Taylor Swift “Red” (Big Machine)
Taylor Swift's musical realignment began with 2008's “Fearless” and nears totality with “Red,” an album in which Swift surrounds herself with the pristine machinery of modern pop and makes only a few glancing gestures to country music. But as she becomes more pop, it is clear that pop becomes her: Swift's attachment to country music always felt like a shotgun marriage, and the neon electro-pop and genre-neutral acoustic songs that dominate “Red” suggest that her relationship with country is nearly as past-tense as her relationship with ... well, pick a name. Swift's execution of chart pop on “Red” shows it was only a matter of time.

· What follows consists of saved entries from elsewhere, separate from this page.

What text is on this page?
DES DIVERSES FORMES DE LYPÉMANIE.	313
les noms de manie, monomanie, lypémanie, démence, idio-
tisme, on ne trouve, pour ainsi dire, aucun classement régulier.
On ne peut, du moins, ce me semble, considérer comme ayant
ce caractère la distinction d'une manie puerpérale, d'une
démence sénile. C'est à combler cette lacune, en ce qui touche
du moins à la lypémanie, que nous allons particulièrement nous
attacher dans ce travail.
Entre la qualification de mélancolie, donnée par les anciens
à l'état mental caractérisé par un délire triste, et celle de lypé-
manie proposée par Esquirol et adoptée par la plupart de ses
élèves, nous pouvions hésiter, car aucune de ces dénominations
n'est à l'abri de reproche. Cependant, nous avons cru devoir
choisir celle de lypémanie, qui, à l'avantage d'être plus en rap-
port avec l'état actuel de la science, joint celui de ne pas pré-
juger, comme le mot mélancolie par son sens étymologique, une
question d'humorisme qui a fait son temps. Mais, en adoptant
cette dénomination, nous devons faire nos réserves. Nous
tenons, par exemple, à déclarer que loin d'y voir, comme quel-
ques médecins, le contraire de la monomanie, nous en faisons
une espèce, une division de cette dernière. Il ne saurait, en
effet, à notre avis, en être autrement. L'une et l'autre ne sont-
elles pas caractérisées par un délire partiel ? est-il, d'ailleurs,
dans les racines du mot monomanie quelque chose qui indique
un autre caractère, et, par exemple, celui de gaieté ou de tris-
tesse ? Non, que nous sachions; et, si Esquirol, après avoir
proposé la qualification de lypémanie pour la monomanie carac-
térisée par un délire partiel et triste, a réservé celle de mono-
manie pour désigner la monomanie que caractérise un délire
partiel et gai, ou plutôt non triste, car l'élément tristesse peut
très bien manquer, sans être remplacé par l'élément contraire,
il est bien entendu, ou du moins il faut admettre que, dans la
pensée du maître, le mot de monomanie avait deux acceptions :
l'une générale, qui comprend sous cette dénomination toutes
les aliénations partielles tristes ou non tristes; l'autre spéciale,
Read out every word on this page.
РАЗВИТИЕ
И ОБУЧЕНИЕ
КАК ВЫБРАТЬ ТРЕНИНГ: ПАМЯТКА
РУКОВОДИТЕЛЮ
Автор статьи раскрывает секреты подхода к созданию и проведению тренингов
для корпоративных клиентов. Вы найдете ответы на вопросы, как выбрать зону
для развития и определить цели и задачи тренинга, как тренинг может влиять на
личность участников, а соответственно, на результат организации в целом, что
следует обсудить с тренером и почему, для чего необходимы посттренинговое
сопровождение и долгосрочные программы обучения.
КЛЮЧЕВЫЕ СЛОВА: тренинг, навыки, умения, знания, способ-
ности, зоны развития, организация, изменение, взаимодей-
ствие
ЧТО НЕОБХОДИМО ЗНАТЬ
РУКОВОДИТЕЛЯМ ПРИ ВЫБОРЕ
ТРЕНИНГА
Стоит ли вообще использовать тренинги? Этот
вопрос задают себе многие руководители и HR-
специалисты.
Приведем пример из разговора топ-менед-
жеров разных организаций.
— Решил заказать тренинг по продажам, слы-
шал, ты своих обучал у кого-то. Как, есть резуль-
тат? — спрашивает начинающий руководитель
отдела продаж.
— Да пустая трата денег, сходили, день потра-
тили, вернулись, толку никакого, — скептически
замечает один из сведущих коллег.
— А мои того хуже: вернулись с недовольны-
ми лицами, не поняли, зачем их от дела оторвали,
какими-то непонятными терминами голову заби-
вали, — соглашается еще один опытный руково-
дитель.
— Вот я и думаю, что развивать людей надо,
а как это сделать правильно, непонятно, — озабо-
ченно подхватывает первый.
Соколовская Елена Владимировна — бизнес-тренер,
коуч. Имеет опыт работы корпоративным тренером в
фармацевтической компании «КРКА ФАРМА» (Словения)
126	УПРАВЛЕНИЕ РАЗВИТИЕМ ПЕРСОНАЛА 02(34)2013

“Red” begins with “State of Grace,” a big swath of U2-inspired rock expansive enough to reach the cheap seats and an unusual note of romantic hope in which she pronounces a relationship “the golden age of something good.” It leads into the similarly epic “Red,” a litany of similes punctuated by staccato echoes of its title. Those songs were cowritten by Swift with two country music professionals, Nathan Chapman and Dann Huff, respectively, but the nods to country only come in the occasional banjo and a general emphasis on organic sound. But with “I Knew You Were Trouble”, “22” and the first single, “We Are Never Ever Getting Back Together,” Swift fully invests in super-elastic bubble gum plastic produced and cowritten by Max Martin and Shellback, and in all three cases, her double-down on pop pays off handsomely. They work because Swift throws great asides and a few self-deprecating remarks (“Who is Taylor Swift anyway?”), and when she slams a recent ex in “Never Ever,” the pop hooks land as solidly as her kiss-off lyrics.